- "I've heard Vampires travel around so easily because those filthy gypsies, the Strigany, shelter them in their caravans. I wouldn't put it past 'em. They're horse thieves and adulterers, and they all reek of cabbage. It's a short walk from there to harbouring the Undead if you ask me."
- —Azmus Pacher, horse trader.[2a]
The Human empire of Strigos worshipped Vampires as Gods, but their Undead deities couldn't save them from the might of butchering Greenskins. When the few escapees staggered north into the Old World, the stricken people met a wall of hatred from the other Human tribes, but they had nowhere else to turn.[1a]

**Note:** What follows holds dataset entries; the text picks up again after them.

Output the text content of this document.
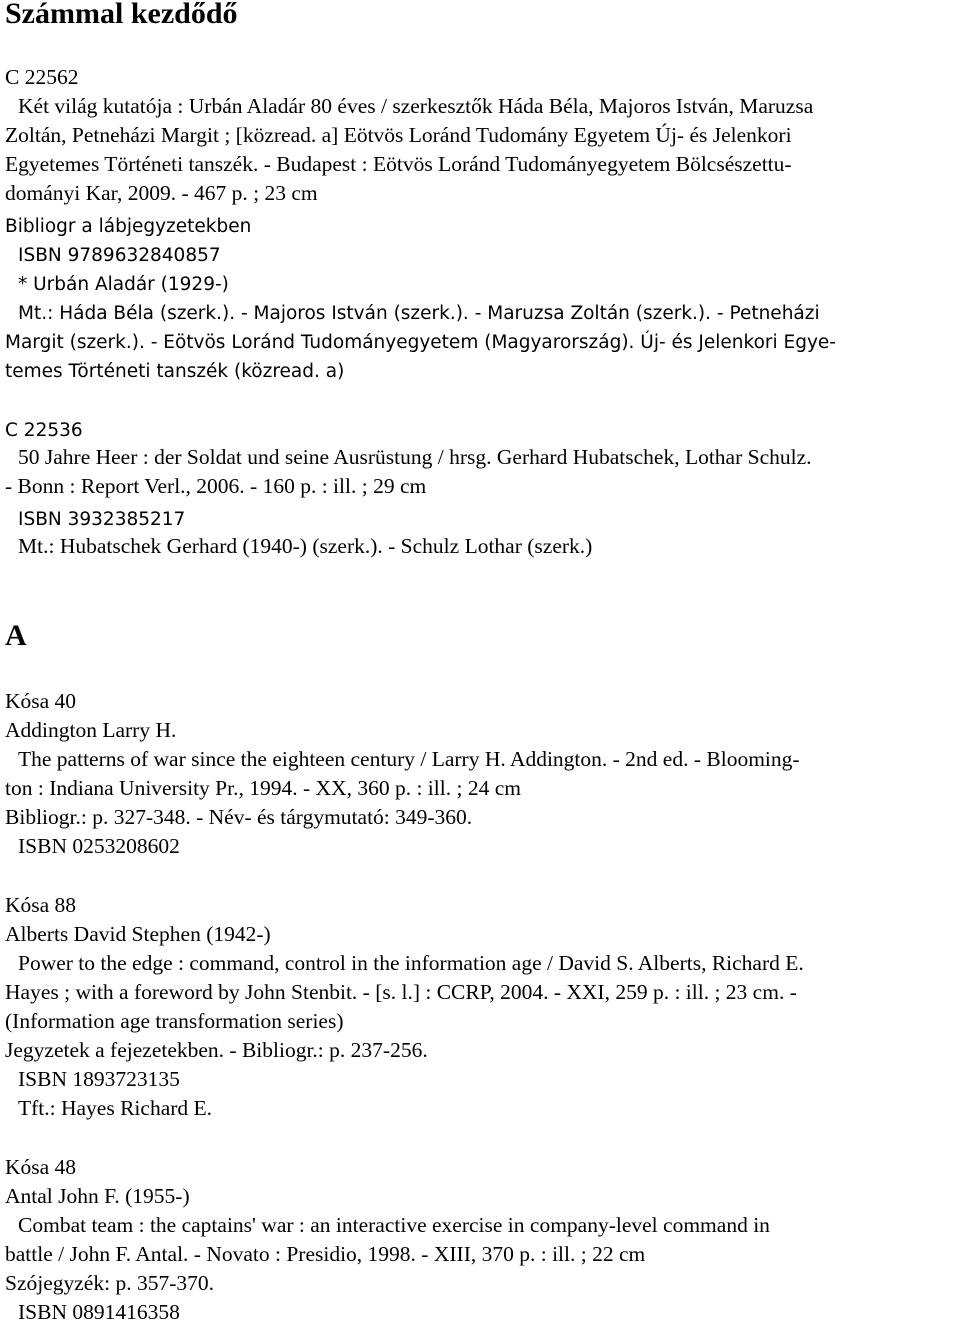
Számmal kezdődő

C 22562

Két világ kutatója : Urbán Aladár 80 éves / szerkesztők Háda Béla, Majoros István, Maruzsa

Zoltán, Petneházi Margit ; [közread. a] Eötvös Loránd Tudomány Egyetem Új- és Jelenkori

Egyetemes Történeti tanszék. - Budapest : Eötvös Loránd Tudományegyetem Bölcsészettu-

dományi Kar, 2009. - 467 p. ; 23 cm

Bibliogr a lábjegyzetekben

ISBN 9789632840857

* Urbán Aladár (1929-)

Mt.: Háda Béla (szerk.). - Majoros István (szerk.). - Maruzsa Zoltán (szerk.). - Petneházi

Margit (szerk.). - Eötvös Loránd Tudományegyetem (Magyarország). Új- és Jelenkori Egye-

temes Történeti tanszék (közread. a)

C 22536

50 Jahre Heer : der Soldat und seine Ausrüstung / hrsg. Gerhard Hubatschek, Lothar Schulz.

- Bonn : Report Verl., 2006. - 160 p. : ill. ; 29 cm

ISBN 3932385217

Mt.: Hubatschek Gerhard (1940-) (szerk.). - Schulz Lothar (szerk.)

A

Kósa 40

Addington Larry H.

The patterns of war since the eighteen century / Larry H. Addington. - 2nd ed. - Blooming-

ton : Indiana University Pr., 1994. - XX, 360 p. : ill. ; 24 cm

Bibliogr.: p. 327-348. - Név- és tárgymutató: 349-360.

ISBN 0253208602

Kósa 88

Alberts David Stephen (1942-)

Power to the edge : command, control in the information age / David S. Alberts, Richard E.

Hayes ; with a foreword by John Stenbit. - [s. l.] : CCRP, 2004. - XXI, 259 p. : ill. ; 23 cm. -

(Information age transformation series)

Jegyzetek a fejezetekben. - Bibliogr.: p. 237-256.

ISBN 1893723135

Tft.: Hayes Richard E.

Kósa 48

Antal John F. (1955-)

Combat team : the captains' war : an interactive exercise in company-level command in

battle / John F. Antal. - Novato : Presidio, 1998. - XIII, 370 p. : ill. ; 22 cm

Szójegyzék: p. 357-370.

ISBN 0891416358
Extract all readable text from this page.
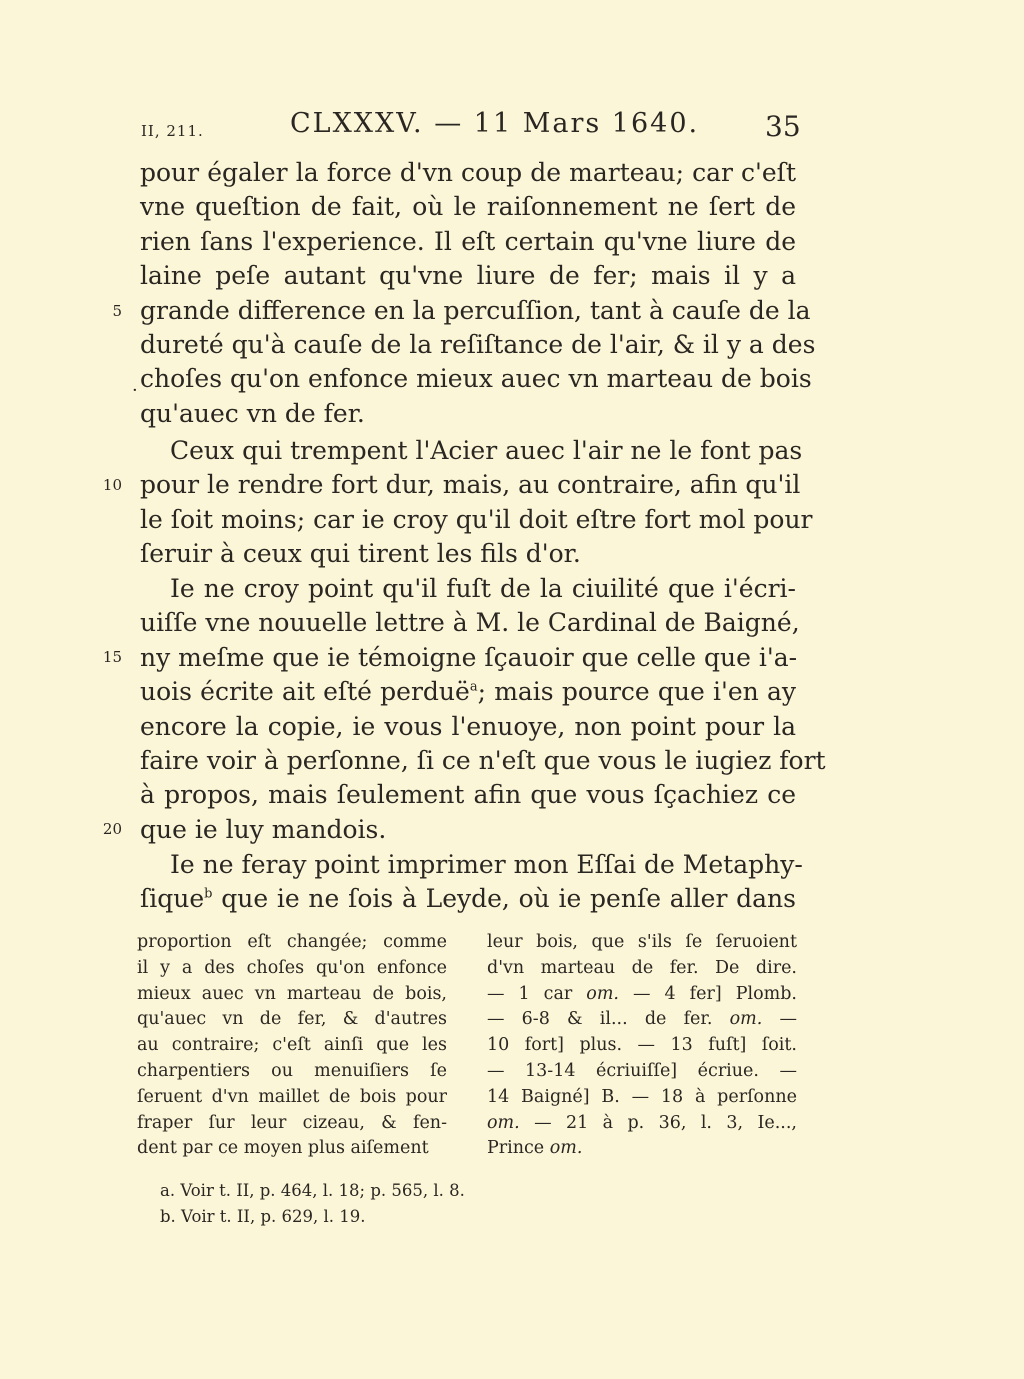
II, 211.	CLXXXV. — 11 Mars 1640. 35
5
10
15
20
·
pour égaler la force d'vn coup de marteau; car c'eſt
vne queſtion de fait, où le raiſonnement ne ſert de
rien ſans l'experience. Il eſt certain qu'vne liure de
laine peſe autant qu'vne liure de fer; mais il y a
grande difference en la percuſſion, tant à cauſe de la
dureté qu'à cauſe de la reſiſtance de l'air, & il y a des
choſes qu'on enfonce mieux auec vn marteau de bois
qu'auec vn de fer.
Ceux qui trempent l'Acier auec l'air ne le font pas
pour le rendre fort dur, mais, au contraire, afin qu'il
le ſoit moins; car ie croy qu'il doit eſtre fort mol pour
ſeruir à ceux qui tirent les fils d'or.
Ie ne croy point qu'il fuſt de la ciuilité que i'écri-
uiſſe vne nouuelle lettre à M. le Cardinal de Baigné,
ny meſme que ie témoigne ſçauoir que celle que i'a-
uois écrite ait eſté perduë$^a$; mais pource que i'en ay
encore la copie, ie vous l'enuoye, non point pour la
faire voir à perſonne, ſi ce n'eſt que vous le iugiez fort
à propos, mais ſeulement afin que vous ſçachiez ce
que ie luy mandois.
Ie ne feray point imprimer mon Eſſai de Metaphy-
ſique$^b$ que ie ne ſois à Leyde, où ie penſe aller dans
proportion eſt changée; comme
il y a des choſes qu'on enfonce
mieux auec vn marteau de bois,
qu'auec vn de fer, & d'autres
au contraire; c'eſt ainſi que les
charpentiers ou menuiſiers ſe
ſeruent d'vn maillet de bois pour
fraper ſur leur cizeau, & fen-
dent par ce moyen plus aiſement
leur bois, que s'ils ſe ſeruoient
d'vn marteau de fer. De dire.
— 1 car om. — 4 fer] Plomb.
— 6-8 & il... de fer. om. —
10 fort] plus. — 13 fuſt] ſoit.
— 13-14 écriuiſſe] écriue. —
14 Baigné] B. — 18 à perſonne
om. — 21 à p. 36, l. 3, Ie...,
Prince om.
a. Voir t. II, p. 464, l. 18; p. 565, l. 8.
b. Voir t. II, p. 629, l. 19.
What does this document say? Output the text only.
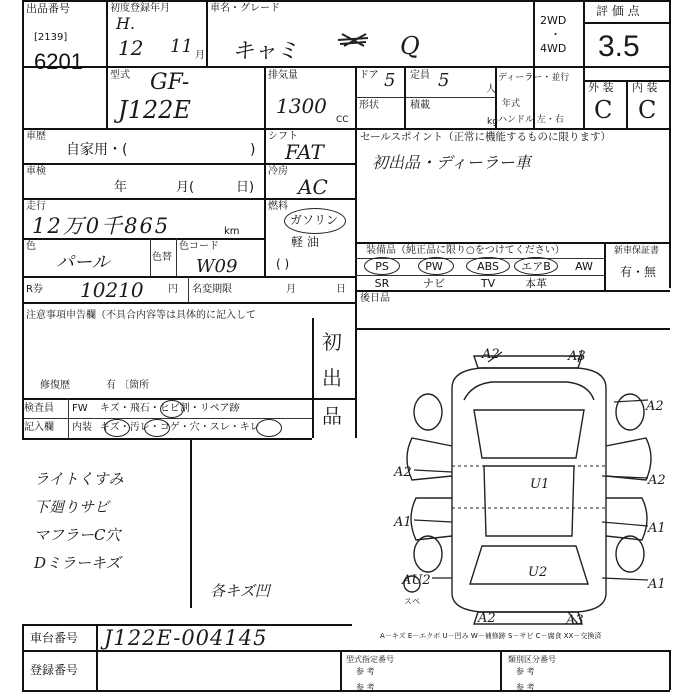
出品番号
[2139]
6201
初度登録年月
H.
12 11 月
車名・グレード
キャミ	Q
2WD
・
4WD
評 価 点
3.5
型式 GF-
J122E
排気量
1300
CC
ドア 5 定員 5	人
形状	積載
kg
ディーラー・並行
年式
ハンドル 左・右
外 装 内 装
C C
車歴
自家用・(	)
シフト
FAT
車検
年	月(	日)
冷房
AC
走行
12万0千865	km
燃料
ガソリン
軽 油
( )
色
パール	色替
色コード
W09
R券 10210 円 名変期限	月	日
セールスポイント（正常に機能するものに限ります）
初出品・ディーラー車
装備品（純正品に限り○をつけてください）	新車保証書
有・無
PS	PW	ABS	エアB	AW
SR	ナビ	TV	本革
後日品
注意事項申告欄（不具合内容等は具体的に記入して
修復歴	有 〔箇所
初
出
品
検査員
記入欄
FW キズ・飛石・ヒビ割・リペア跡
内装 キズ・汚レ・コゲ・穴・スレ・キレ
ライトくすみ
下廻りサビ
マフラーC穴
Dミラーキズ
各キズ凹
A2	A3
A2
A2
U1	A2
A1	A1
U2
AU2	A1
A2	A3
スペ
A－キズ E－エクボ U－凹み W－補修跡 S－サビ C－腐食 XX－交換済
車台番号 J122E-004145
登録番号
型式指定番号
参 考
参 考
類別区分番号
参 考
参 考
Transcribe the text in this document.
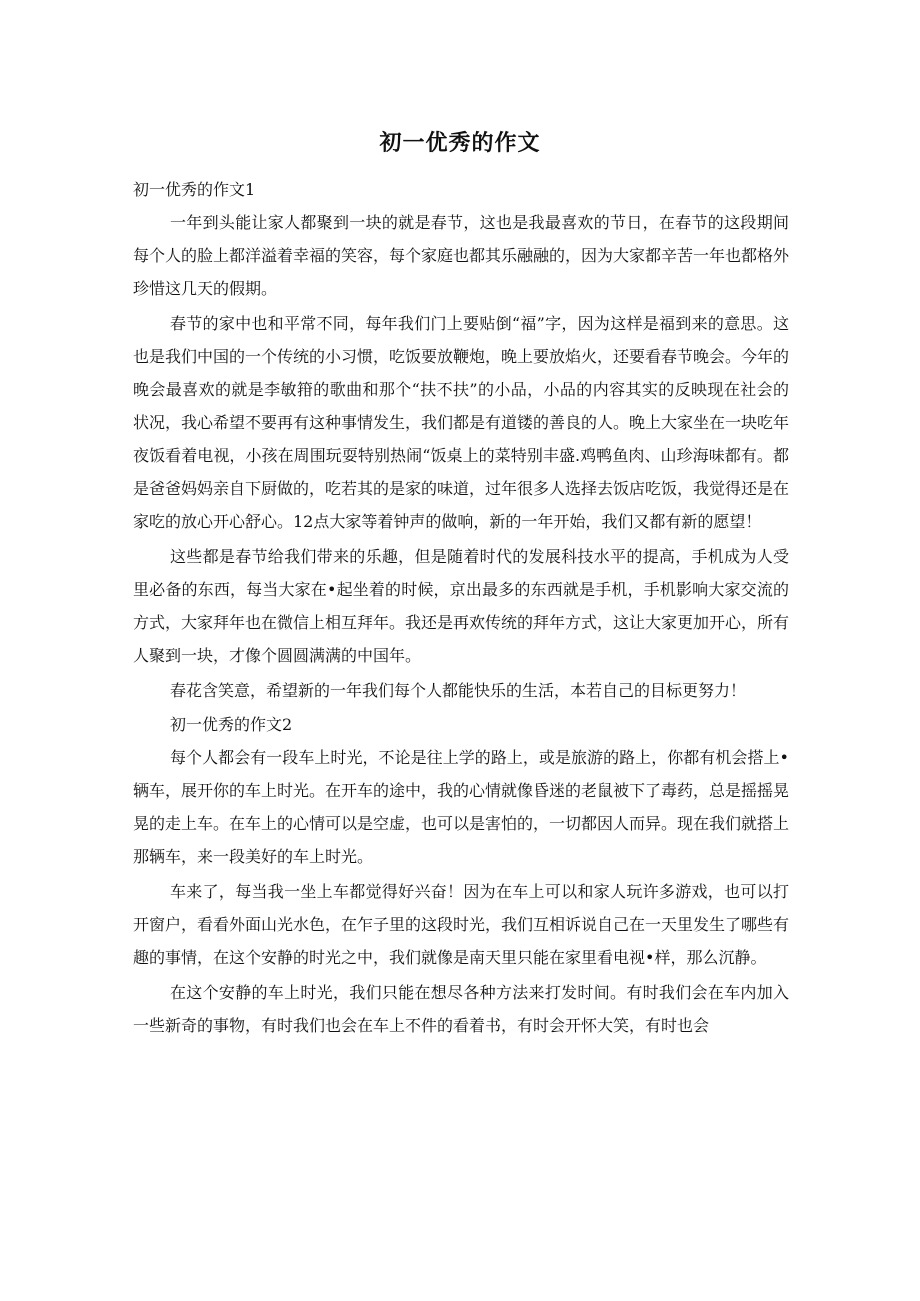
初一优秀的作文

初一优秀的作文1

一年到头能让家人都聚到一块的就是春节，这也是我最喜欢的节日，在春节的这段期间每个人的脸上都洋溢着幸福的笑容，每个家庭也都其乐融融的，因为大家都辛苦一年也都格外珍惜这几天的假期。

春节的家中也和平常不同，每年我们门上要贴倒“福”字，因为这样是福到来的意思。这也是我们中国的一个传统的小习惯，吃饭要放鞭炮，晚上要放焰火，还要看春节晚会。今年的晚会最喜欢的就是李敏箝的歌曲和那个“扶不扶”的小品，小品的内容其实的反映现在社会的状况，我心希望不要再有这种事情发生，我们都是有道镂的善良的人。晚上大家坐在一块吃年夜饭看着电视，小孩在周围玩耍特别热闹“饭桌上的菜特别丰盛.鸡鸭鱼肉、山珍海味都有。都是爸爸妈妈亲自下厨做的，吃若其的是家的味道，过年很多人选择去饭店吃饭，我觉得还是在家吃的放心开心舒心。12点大家等着钟声的做响，新的一年开始，我们又都有新的愿望！

这些都是春节给我们带来的乐趣，但是随着时代的发展科技水平的提高，手机成为人受里必备的东西，每当大家在•起坐着的时候，京出最多的东西就是手机，手机影响大家交流的方式，大家拜年也在微信上相互拜年。我还是再欢传统的拜年方式，这让大家更加开心，所有人聚到一块，才像个圆圆满满的中国年。

春花含笑意，希望新的一年我们每个人都能快乐的生活，本若自己的目标更努力！

初一优秀的作文2

每个人都会有一段车上时光，不论是往上学的路上，或是旅游的路上，你都有机会搭上•辆车，展开你的车上时光。在开车的途中，我的心情就像昏迷的老鼠被下了毒药，总是摇摇晃晃的走上车。在车上的心情可以是空虚，也可以是害怕的，一切都因人而异。现在我们就搭上那辆车，来一段美好的车上时光。

车来了，每当我一坐上车都觉得好兴奋！因为在车上可以和家人玩许多游戏，也可以打开窗户，看看外面山光水色，在乍子里的这段时光，我们互相诉说自己在一天里发生了哪些有趣的事情，在这个安静的时光之中，我们就像是南天里只能在家里看电视•样，那么沉静。

在这个安静的车上时光，我们只能在想尽各种方法来打发时间。有时我们会在车内加入一些新奇的事物，有时我们也会在车上不件的看着书，有时会开怀大笑，有时也会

They wander there still, now calling themselves the Strigany, and are hated no less, even though the centuries have erased the memories of their blood-soaked empire from the minds of their countrymen. Mirroring the rootless land caravans of their people, the Strigany meander up and down the River Reik in small boat communities, moving from one persecution to the next. Their dreary, poorly maintained vessels are often moored far from civilisation, where they prey on the superstitions of passing riverfolk by selling charms and wards for whatever coin they can. They are a desperate people, often clinging to the half-forgotten legends that say that their ancient Vampiric masters will someday return to lift them from their pathetic lives. As rumours of these throwback beliefs ripple outward and are heard by outsiders, the continued Vampire worship doesn't help those Strigany who are trying to move on from their past. Rather, it ensures that their persecution at the hands of outsiders continues. The Strigany are quickly blamed for any local problem without a more obvious culprit, and over-zealous Witch Hunters are all too eager to accuse them transporting diseased Undead in their rotten barges. By the time their innocence is proven in these cases, their boats are already burnt to the waterline.[1a]
The people of Strigos were scattered to the winds when their lands were destroyed and have since taken up a nomadic life. They roam the Empire in caravan trains or river barges, making money where they can and stealing when they can't. Their history under the Vampires ensures they maintain their travelling lifestyle, marking them not just as thieves and cutthroats but also necromancers and servants of darkness. In truth, most of them are simple woodsmen, entertainers, or vagabonds, but a few do know something of witchcraft, a little of fortune telling, and a large amount of Vampire lore.[2b]
These mystics were taught the true and complete history of their people, and they carry the secret knowledge from those ancient days, as well as the promise of their Strigos lords to one day return and lead them back to glory.[2b]
In Other Realms
Strigany mystics in the Empire receive mixed reactions from the populace. Mostly, what little is known of the mystics by average commoners is a legacy of thievery and witchcraft. At best, a mystic entering a village in the Empire is greeted with suspicion... at worst, with a knife. Some well-placed gold crowns with the local Thieves' Guild, though, may transform that distrust into curiosity... and opportunity.[3a]
In Norsca and parts of Kislev, it is not unusual for Strigany mystics to be warmly greeted by the common folk of small villages. To the villagers, the mystics are less enigmatic than the ice witches, and if the mystics' deeds benefit their own fortunes, the mystics are rewarded. However, should they draw attention to themselves – particularly in a larger city – they may attract the wrath of the ice witches, who view the Strigany mystics as threats.[3a]
The various dukedoms of Bretonnia, though, the mystic is ill regarded. To the people of Bretonnia, a Strigany mystic is no different than a witch. Should a mystic reveal any sort of perceived supernatural ability, such as fortune telling, retribution is sure to be swift and absolute. Mystics in Bretonnia seeking survival should find a noble patron for protection.[3a]
The word "Strigany" presumably comes from connecting the world "Strygos" with the Polish word for the gypsies, "Cygani".